Established therapies in cardiovascular disease are mainly restricted to alleviating symptoms and preventing aggravation. Exploration of the pathogenic interface, particularly the immune cell response, will allow new therapeutic strategies based on established immune therapeutic drugs and regimen. T lymphocytes are important participants in inflammatory responses both through their adaptive and innate functions. Recent evidence indicates that functionally distinct T helper cell subsets, distinguishable by their patterns of cytokine production, contribute to vascular inflammation in the setting of artheriosclerosis, hypertension and autoimmune vasculitis and also participate in venous thrombosis. However, the molecular events regulating perivascular T cell recruitment and inflammatory activity are largely unknown.

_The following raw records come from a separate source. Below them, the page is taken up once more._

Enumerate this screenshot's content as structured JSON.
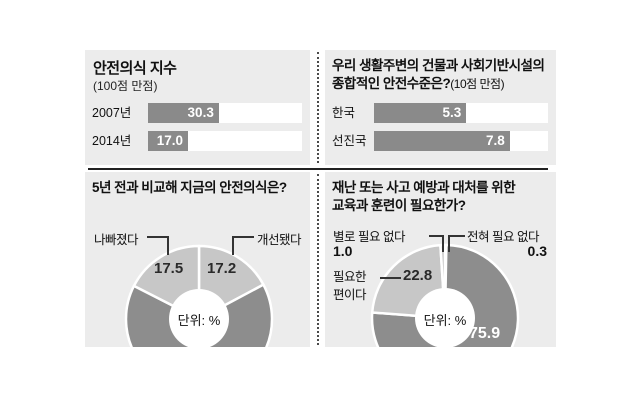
{
  "colors": {
    "panel_bg": "#ececec",
    "bar_fill": "#8a8a8a",
    "donut_dark": "#8d8d8d",
    "donut_light": "#c7c7c7",
    "donut_sliver": "#9a9a9a",
    "separator": "#222222"
  },
  "panels": {
    "safety_index": {
      "title": "안전의식 지수",
      "subtitle": "(100점 만점)",
      "rows": [
        {
          "label": "2007년",
          "value": "30.3",
          "bar_pct": 46
        },
        {
          "label": "2014년",
          "value": "17.0",
          "bar_pct": 26
        }
      ]
    },
    "infra_level": {
      "title_line1": "우리 생활주변의 건물과 사회기반시설의",
      "title_line2": "종합적인 안전수준은?",
      "title_note": "(10점 만점)",
      "rows": [
        {
          "label": "한국",
          "value": "5.3",
          "bar_pct": 53
        },
        {
          "label": "선진국",
          "value": "7.8",
          "bar_pct": 78
        }
      ]
    },
    "donut_left": {
      "title": "5년 전과 비교해 지금의 안전의식은?",
      "callout_left": "나빠졌다",
      "value_left": "17.5",
      "callout_right": "개선됐다",
      "value_right": "17.2",
      "center_label": "단위: %",
      "segments": [
        {
          "label": "개선됐다",
          "value": 17.2,
          "color": "#c7c7c7"
        },
        {
          "label": "",
          "value": 65.3,
          "color": "#8d8d8d"
        },
        {
          "label": "나빠졌다",
          "value": 17.5,
          "color": "#c7c7c7"
        }
      ]
    },
    "donut_right": {
      "title_line1": "재난 또는 사고 예방과 대처를 위한",
      "title_line2": "교육과 훈련이 필요한가?",
      "callout_tl": "별로 필요 없다",
      "callout_tl_value": "1.0",
      "callout_tr": "전혀 필요 없다",
      "callout_tr_value": "0.3",
      "callout_mid_line1": "필요한",
      "callout_mid_line2": "편이다",
      "callout_mid_value": "22.8",
      "big_value": "75.9",
      "center_label": "단위: %",
      "segments": [
        {
          "label": "전혀 필요 없다",
          "value": 0.3,
          "color": "#9a9a9a"
        },
        {
          "label": "",
          "value": 75.9,
          "color": "#8d8d8d"
        },
        {
          "label": "필요한 편이다",
          "value": 22.8,
          "color": "#c7c7c7"
        },
        {
          "label": "별로 필요 없다",
          "value": 1.0,
          "color": "#c7c7c7"
        }
      ]
    }
  },
  "chart_data": [
    {
      "type": "bar",
      "title": "안전의식 지수",
      "subtitle": "(100점 만점)",
      "categories": [
        "2007년",
        "2014년"
      ],
      "values": [
        30.3,
        17.0
      ],
      "xlim": [
        0,
        100
      ],
      "orientation": "horizontal",
      "value_labels": "inside-bar-right"
    },
    {
      "type": "bar",
      "title": "우리 생활주변의 건물과 사회기반시설의 종합적인 안전수준은?",
      "subtitle": "(10점 만점)",
      "categories": [
        "한국",
        "선진국"
      ],
      "values": [
        5.3,
        7.8
      ],
      "xlim": [
        0,
        10
      ],
      "orientation": "horizontal",
      "value_labels": "inside-bar-right"
    },
    {
      "type": "pie",
      "subtype": "donut",
      "title": "5년 전과 비교해 지금의 안전의식은?",
      "unit": "단위: %",
      "start_angle": "12-oclock-clockwise",
      "slices": [
        {
          "label": "개선됐다",
          "value": 17.2
        },
        {
          "label": "",
          "value": 65.3
        },
        {
          "label": "나빠졌다",
          "value": 17.5
        }
      ]
    },
    {
      "type": "pie",
      "subtype": "donut",
      "title": "재난 또는 사고 예방과 대처를 위한 교육과 훈련이 필요한가?",
      "unit": "단위: %",
      "start_angle": "12-oclock-clockwise",
      "slices": [
        {
          "label": "전혀 필요 없다",
          "value": 0.3
        },
        {
          "label": "",
          "value": 75.9
        },
        {
          "label": "필요한 편이다",
          "value": 22.8
        },
        {
          "label": "별로 필요 없다",
          "value": 1.0
        }
      ]
    }
  ]
}
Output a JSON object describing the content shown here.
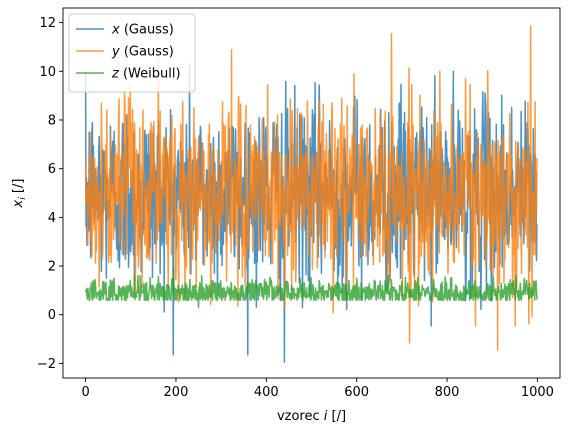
{
  "chart_data": {
    "type": "line",
    "xlabel": "vzorec i [/]",
    "ylabel": "x_i [/]",
    "xlim": [
      -50,
      1050
    ],
    "ylim": [
      -2.6,
      12.6
    ],
    "x_ticks": [
      0,
      200,
      400,
      600,
      800,
      1000
    ],
    "y_ticks": [
      -2,
      0,
      2,
      4,
      6,
      8,
      10,
      12
    ],
    "x_tick_labels": [
      "0",
      "200",
      "400",
      "600",
      "800",
      "1000"
    ],
    "y_tick_labels": [
      "−2",
      "0",
      "2",
      "4",
      "6",
      "8",
      "10",
      "12"
    ],
    "legend_position": "top-left",
    "grid": false,
    "n_samples": 1000,
    "series": [
      {
        "name": "x (Gauss)",
        "var": "x",
        "dist": "(Gauss)",
        "color": "#1f77b4",
        "mean": 5.0,
        "std": 1.9,
        "min": -1.95,
        "max": 10.3
      },
      {
        "name": "y (Gauss)",
        "var": "y",
        "dist": "(Gauss)",
        "color": "#ff7f0e",
        "mean": 5.0,
        "std": 1.9,
        "min": -1.45,
        "max": 11.85
      },
      {
        "name": "z (Weibull)",
        "var": "z",
        "dist": "(Weibull)",
        "color": "#2ca02c",
        "mean": 0.9,
        "std": 0.3,
        "min": 0.3,
        "max": 1.9
      }
    ]
  }
}
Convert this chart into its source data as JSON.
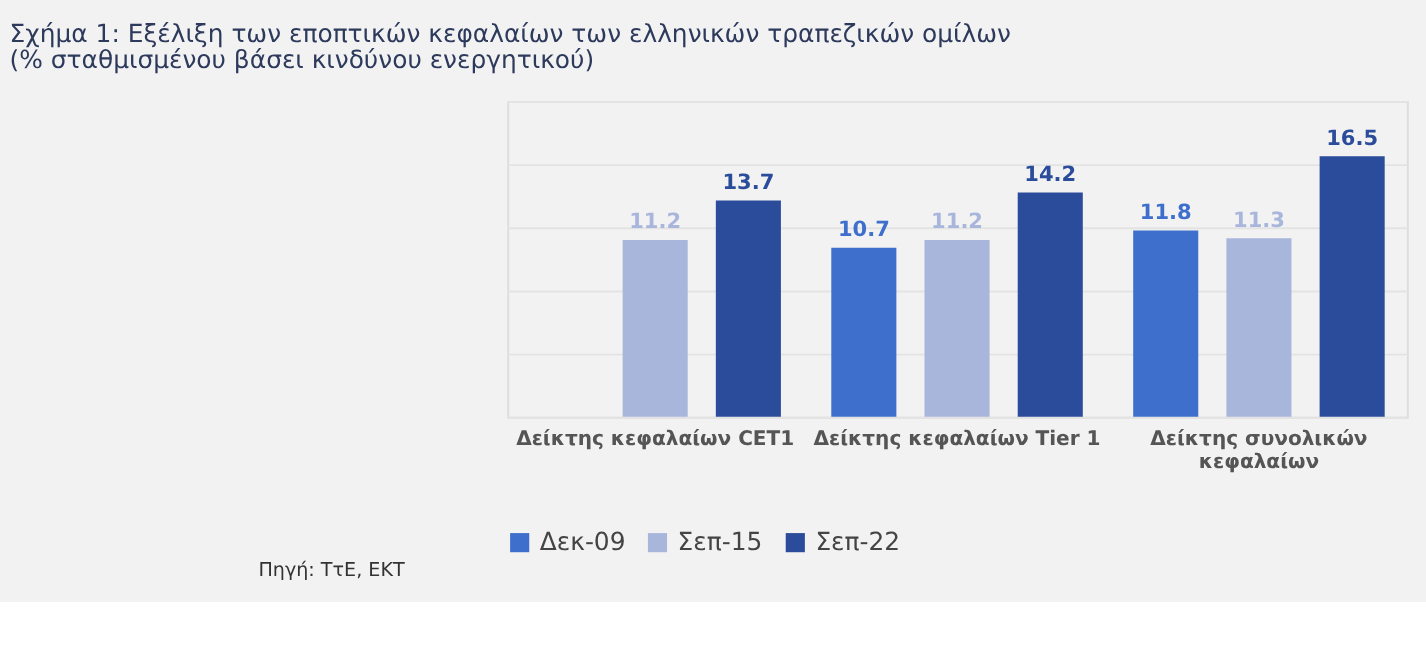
{
  "chart_data": {
    "type": "bar",
    "title": "Σχήμα 1: Εξέλιξη των εποπτικών κεφαλαίων των ελληνικών τραπεζικών ομίλων",
    "subtitle": "(% σταθμισμένου βάσει κινδύνου ενεργητικού)",
    "categories": [
      "Δείκτης κεφαλαίων CET1",
      "Δείκτης κεφαλαίων Tier 1",
      "Δείκτης συνολικών κεφαλαίων"
    ],
    "series": [
      {
        "name": "Δεκ-09",
        "color": "#3f6fcc",
        "values": [
          null,
          10.7,
          11.8
        ]
      },
      {
        "name": "Σεπ-15",
        "color": "#a9b6dc",
        "values": [
          11.2,
          11.2,
          11.3
        ]
      },
      {
        "name": "Σεπ-22",
        "color": "#2b4c9b",
        "values": [
          13.7,
          14.2,
          16.5
        ]
      }
    ],
    "ylim": [
      0,
      20
    ],
    "yticks": [
      {
        "value": 0,
        "label": null
      },
      {
        "value": 4,
        "label": null
      },
      {
        "value": 8,
        "label": null
      },
      {
        "value": 12,
        "label": null
      },
      {
        "value": 16,
        "label": null
      },
      {
        "value": 20,
        "label": null
      }
    ],
    "grid": "y",
    "tick_labels": "x",
    "data_labels": true,
    "legend": "bottom",
    "annotations": [
      "Πηγή: ΤτΕ, ΕΚΤ"
    ]
  }
}
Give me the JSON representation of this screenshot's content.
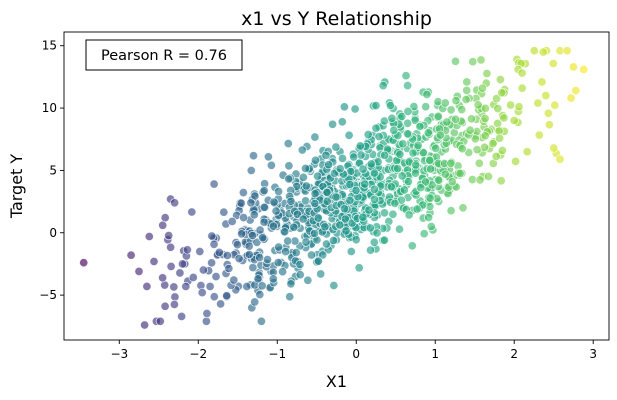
{
  "chart_data": {
    "type": "scatter",
    "title": "x1 vs Y Relationship",
    "xlabel": "X1",
    "ylabel": "Target Y",
    "xlim": [
      -3.7,
      3.2
    ],
    "ylim": [
      -8.6,
      16.1
    ],
    "xticks": [
      -3,
      -2,
      -1,
      0,
      1,
      2,
      3
    ],
    "yticks": [
      -5,
      0,
      5,
      10,
      15
    ],
    "xtick_labels": [
      "−3",
      "−2",
      "−1",
      "0",
      "1",
      "2",
      "3"
    ],
    "ytick_labels": [
      "−5",
      "0",
      "5",
      "10",
      "15"
    ],
    "grid": false,
    "annotation": "Pearson R = 0.76",
    "annotation_placement": "top-left",
    "colormap": "viridis",
    "marker_edge_color": "#ffffff",
    "marker_alpha": 0.65,
    "n_points": 1000,
    "correlation": 0.76,
    "regression": {
      "slope": 3.0,
      "intercept": 3.4,
      "residual_sd": 2.6
    },
    "x_distribution": {
      "mean": 0.0,
      "sd": 1.0
    },
    "extreme_points": [
      {
        "x": -3.45,
        "y": -2.4
      },
      {
        "x": -2.85,
        "y": -1.8
      },
      {
        "x": -2.75,
        "y": -3.1
      },
      {
        "x": -2.68,
        "y": -7.4
      },
      {
        "x": -2.65,
        "y": -4.3
      },
      {
        "x": -2.62,
        "y": -0.3
      },
      {
        "x": -2.42,
        "y": -5.9
      },
      {
        "x": -2.35,
        "y": 2.7
      },
      {
        "x": -2.3,
        "y": 2.4
      },
      {
        "x": -2.45,
        "y": 0.6
      },
      {
        "x": -2.2,
        "y": -2.5
      },
      {
        "x": -1.85,
        "y": -4.3
      },
      {
        "x": -1.8,
        "y": 3.9
      },
      {
        "x": -1.95,
        "y": -4.8
      },
      {
        "x": -1.55,
        "y": -3.8
      },
      {
        "x": -1.05,
        "y": -3.7
      },
      {
        "x": -0.45,
        "y": -3.3
      },
      {
        "x": -0.15,
        "y": 10.1
      },
      {
        "x": 0.25,
        "y": 10.2
      },
      {
        "x": 0.65,
        "y": 11.8
      },
      {
        "x": 0.95,
        "y": 0.5
      },
      {
        "x": 1.4,
        "y": 12.1
      },
      {
        "x": 2.05,
        "y": 13.1
      },
      {
        "x": 2.1,
        "y": 12.8
      },
      {
        "x": 2.35,
        "y": 12.1
      },
      {
        "x": 2.4,
        "y": 11.0
      },
      {
        "x": 2.5,
        "y": 6.8
      },
      {
        "x": 2.58,
        "y": 5.9
      },
      {
        "x": 2.67,
        "y": 14.6
      },
      {
        "x": 2.72,
        "y": 10.8
      },
      {
        "x": 2.75,
        "y": 13.3
      },
      {
        "x": 2.78,
        "y": 11.4
      },
      {
        "x": 2.88,
        "y": 13.1
      },
      {
        "x": 2.3,
        "y": 10.4
      },
      {
        "x": 2.0,
        "y": 9.0
      },
      {
        "x": 1.85,
        "y": 6.6
      }
    ]
  }
}
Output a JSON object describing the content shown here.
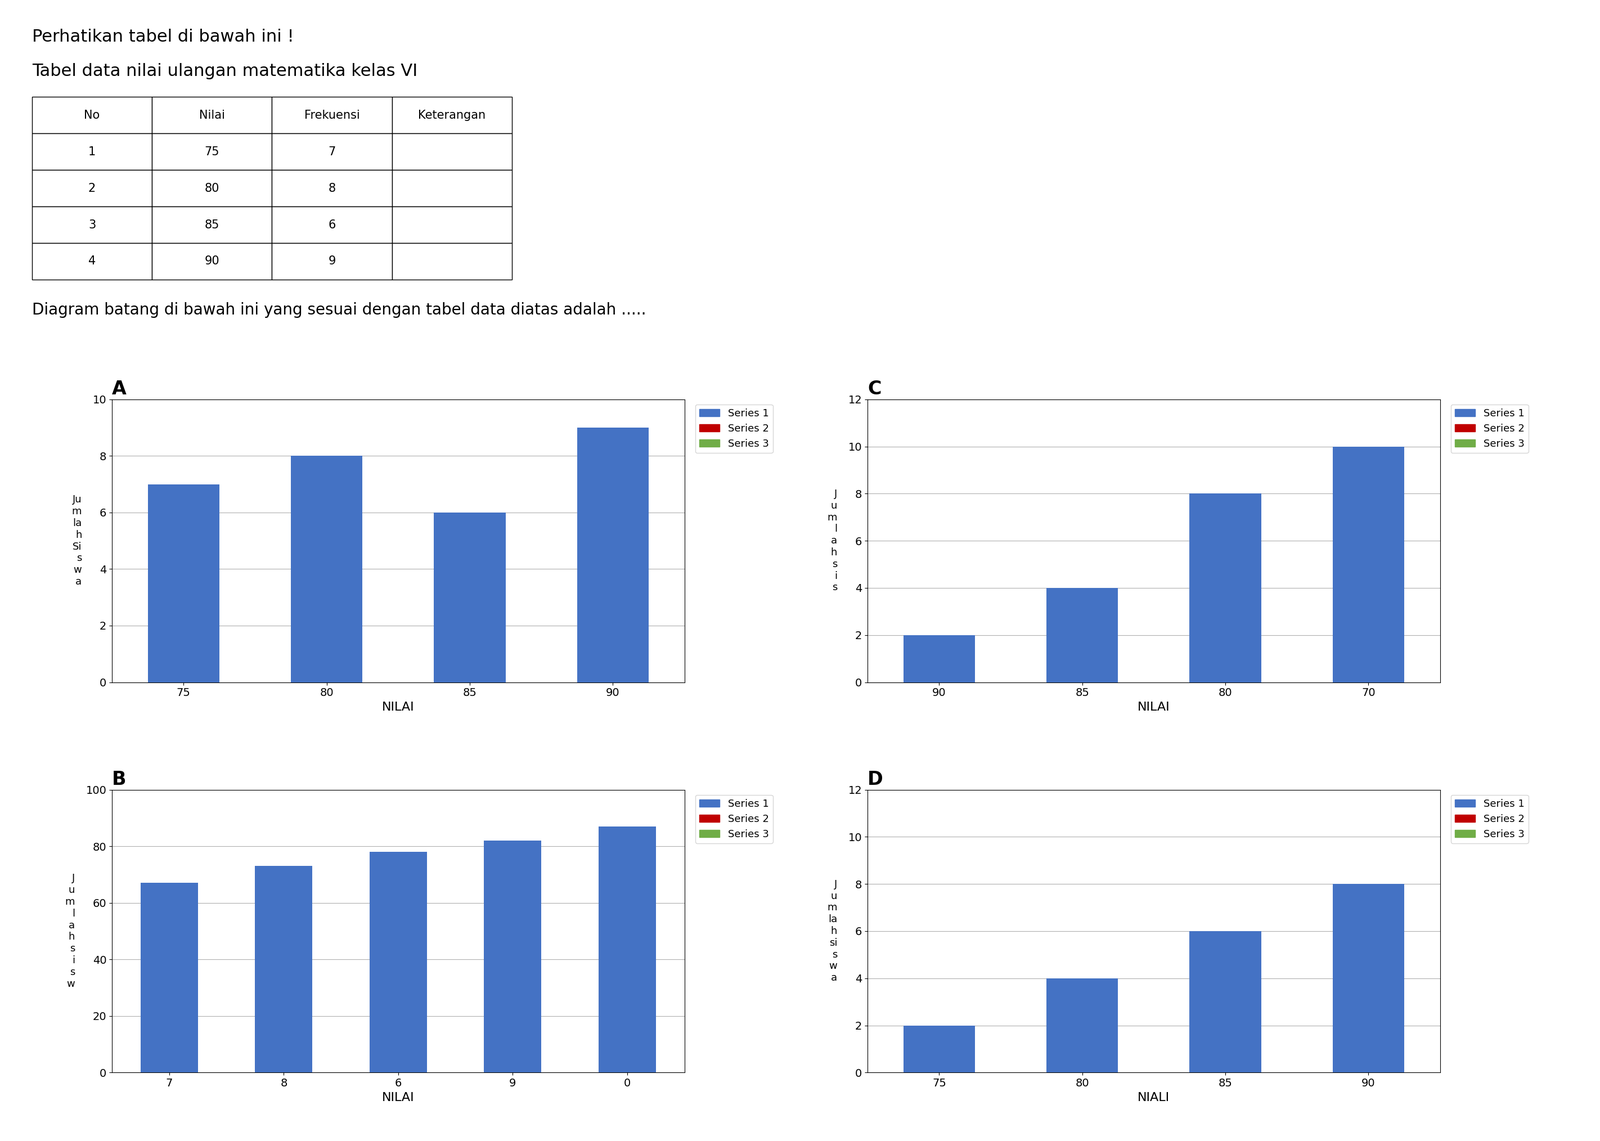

This project aims at the identification of murine T cell subsets and their activation and effector pathways that contribute to vascular inflammation in the setting of thrombosis and angiotensin II-induced hypertension. Ultimately, the project intends to characterize changes in T cell composition and function in the blood of patients with thromboembolic disease and evaluate patient T cell reactivities in a humanized mouse model.

Regulatory T cells in postthrombotic vessel repair

Postthrombotic syndrome (PTS) is a chronic and frequent complication in deep vein thrombosis (DVT) attributed to insufficient thrombus resolution and persistent vein wall inflammation not addressed by current anticoagulant therapy. Identifying new strategies to dampen DVT-associated vein wall inflammation and improve vessel repair could therefore be beneficial for PTS prevention.

Regulatory T cells (Treg) suppress numerous immune activities and have been recently rediscovered as important regulators of non-immunological processes. We observed an accumulation of Treg in the vein wall after DVT induction in the inferior vena cava (IVC) ligation model, suggesting a role of these cells in regulation of vein wall inflammation and/or vessel repair. To address the potential therapeutic effects of modulating this population and identify the vascular regulating factors it produces, we seek to selectively deplete and activate Treg after DVT induction and perform gene expression profiling of Treg accumulating in the inflamed vein wall. Identified Treg factors will be functionally characterized in respect of their impact on postthrombotic vein wall inflammation/repair in vivo and on vascular cells in vitro.